Konon ada satu vihara, saat ada satu umat yang dengan niat baik, memesan sebuah pratima Mahabala Vajra untuk disemayamkan di vihara, pengurus di sana mengatakan: “Di tempat kami tidak ada hantu, tidak perlu mempersemayamkan Mahabala Vajra.” Orang yang mengatakan ini justru adalah hantu! Tempat mana tidak ada hantu? Menurut Anda, di mana tidak ada hantu? Kita orang Tionghoa mempersemayamkan papan leluhur di rumah, jika leluhurnya tidak terlahir di Negeri Buddha, masih berada dalam tingkat roh pelindung, berarti masih merupakan hantu. Selain itu, Roh Pelindung Rumah (Di-ji-zhu) juga hantu, dan yang telah meninggal dunia juga banyak yang berada di alam hantu. Di masa Sang Buddha, ada seorang ibu yang menggendong mayat anaknya, ia berkata kepada Sang Buddha: “Wahai Sang Buddha! Anda memiliki abhijna agung, putra saya telah meninggal dunia, apakah masih bisa dibangkitkan lagi?” Saat itu, Shakyamuni Buddha tidak menjanjikan kebangkitan bagi anak tersebut atau bagaimana, tapi juga tidak langsung menolaknya, Beliau mengatakan: “Pergilah ke setiap keluarga dan bertanyalah, jika ada satu keluarga yang tidak pernah ditinggal mati oleh anggota keluarganya, maka Saya akan membangkitkan anakmu.” Ibu itu meninggalkan Sang Buddha dan mulai bertanya ke setiap keluarga: “Apakah dalam keluarga Anda ada yang sudah mati?” Akhirnya, di dalam setiap keluarga pasti sudah ada yang mati, tidak ada satu pun keluarga yang tidak pernah ditinggal mati oleh kerabatnya. Demikianlah maksud dari Sang Buddha, setelah manusia meninggal dunia, apabila belum bertumimbal lahir, atau tidak mencapai Dasadharmadhatu empat alam suci atau enam alam awam, tidak mencapai empat tingkat kesucian, dan belum bertumimbal lahir di 6 alam, semua disebut antarbhava, semua adalah hantu. Sebenarnya, dalam setiap rumah ada hantu, hanya saja apakah hantu itu melindungi keluarga Anda atau tidak, hantu bajik atau jahat? Hanya demikian. Hantu sama seperti insan, hantu juga merupakan salah satu dari insan, hanya saja ada beberapa hantu yang sangat jahat, hantu yang mati mengenaskan, demikianlah perbedaannya.

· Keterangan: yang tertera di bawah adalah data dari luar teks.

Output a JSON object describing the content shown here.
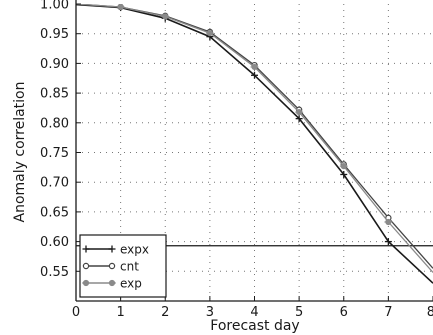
{
  "chart_data": {
    "type": "line",
    "xlabel": "Forecast day",
    "ylabel": "Anomaly correlation",
    "xlim": [
      0,
      8
    ],
    "ylim": [
      0.5,
      1.0
    ],
    "x_ticks": [
      "0",
      "1",
      "2",
      "3",
      "4",
      "5",
      "6",
      "7",
      "8"
    ],
    "y_ticks": [
      "0.55",
      "0.60",
      "0.65",
      "0.70",
      "0.75",
      "0.80",
      "0.85",
      "0.90",
      "0.95",
      "1.00"
    ],
    "grid": "dotted",
    "reference_line": 0.593,
    "legend_position": "bottom-left",
    "series": [
      {
        "name": "expx",
        "x": [
          0,
          1,
          2,
          3,
          4,
          5,
          6,
          7,
          8
        ],
        "values": [
          0.999,
          0.994,
          0.976,
          0.945,
          0.88,
          0.807,
          0.713,
          0.6,
          0.53
        ],
        "color": "#1a1a1a",
        "marker": "plus"
      },
      {
        "name": "cnt",
        "x": [
          0,
          1,
          2,
          3,
          4,
          5,
          6,
          7,
          8
        ],
        "values": [
          1.0,
          0.995,
          0.98,
          0.953,
          0.897,
          0.822,
          0.73,
          0.64,
          0.555
        ],
        "color": "#444444",
        "marker": "circle"
      },
      {
        "name": "exp",
        "x": [
          0,
          1,
          2,
          3,
          4,
          5,
          6,
          7,
          8
        ],
        "values": [
          1.0,
          0.995,
          0.979,
          0.951,
          0.894,
          0.818,
          0.727,
          0.633,
          0.548
        ],
        "color": "#8a8a8a",
        "marker": "star"
      }
    ]
  }
}
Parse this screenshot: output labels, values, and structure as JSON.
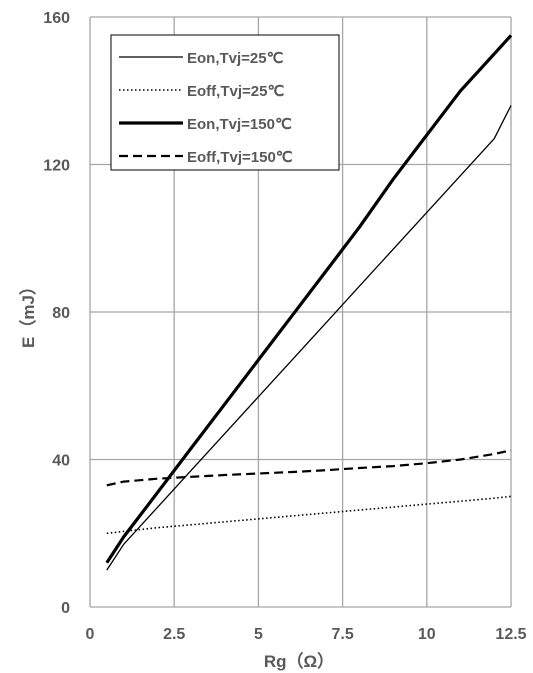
{
  "chart_data": {
    "type": "line",
    "title": "",
    "xlabel": "Rg（Ω）",
    "ylabel": "E（mJ）",
    "xlim": [
      0,
      12.5
    ],
    "ylim": [
      0,
      160
    ],
    "x_ticks": [
      "0",
      "2.5",
      "5",
      "7.5",
      "10",
      "12.5"
    ],
    "y_ticks": [
      "0",
      "40",
      "80",
      "120",
      "160"
    ],
    "grid": true,
    "legend_position": "top-left",
    "series": [
      {
        "name": "Eon,Tvj=25℃",
        "style": "thin-solid",
        "x": [
          0.5,
          1,
          2,
          3,
          4,
          5,
          6,
          7,
          8,
          9,
          10,
          11,
          12,
          12.5
        ],
        "y": [
          10,
          17,
          27,
          37,
          47,
          57,
          67,
          77,
          87,
          97,
          107,
          117,
          127,
          136
        ]
      },
      {
        "name": "Eoff,Tvj=25℃",
        "style": "dotted",
        "x": [
          0.5,
          1,
          2,
          3,
          4,
          5,
          6,
          7,
          8,
          9,
          10,
          11,
          12,
          12.5
        ],
        "y": [
          20,
          20.5,
          21.5,
          22.3,
          23.1,
          23.9,
          24.7,
          25.5,
          26.3,
          27.1,
          27.9,
          28.7,
          29.5,
          30
        ]
      },
      {
        "name": "Eon,Tvj=150℃",
        "style": "thick-solid",
        "x": [
          0.5,
          1,
          2,
          3,
          4,
          5,
          6,
          7,
          8,
          9,
          10,
          11,
          12,
          12.5
        ],
        "y": [
          12,
          19,
          31,
          43,
          55,
          67,
          79,
          91,
          103,
          116,
          128,
          140,
          150,
          155
        ]
      },
      {
        "name": "Eoff,Tvj=150℃",
        "style": "dashed",
        "x": [
          0.5,
          1,
          2,
          3,
          4,
          5,
          6,
          7,
          8,
          9,
          10,
          11,
          12,
          12.5
        ],
        "y": [
          33,
          34,
          34.8,
          35.3,
          35.8,
          36.2,
          36.6,
          37.1,
          37.7,
          38.2,
          39,
          40,
          41.5,
          42.5
        ]
      }
    ]
  },
  "colors": {
    "line": "#000000",
    "grid": "#a6a6a6",
    "text": "#595959"
  }
}
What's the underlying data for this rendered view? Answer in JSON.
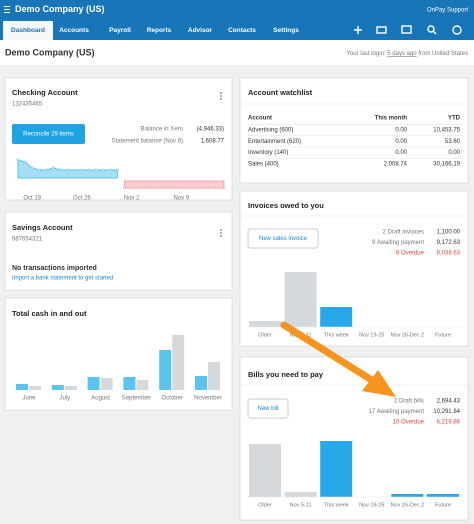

◎ Lebih baik tiap siswa mesti menjapa Mantra Mahabala Vajra, lebih baik setiap tempat ibadah memuja Mahabala Vajra, Beliau adalah Dharmapala sejati, kekuatan-Nya sangat besar. Barusan, beberapa kali Beliau turun memasuki tubuh saya, saat membuat simabandhana saya juga mengundang-Nya, sangat cepat, membentuk Mudra Tarajani (Mahaguru mengundang: Mengundang Mahabala.), dengan cepat Beliau turun pada tubuh saya. 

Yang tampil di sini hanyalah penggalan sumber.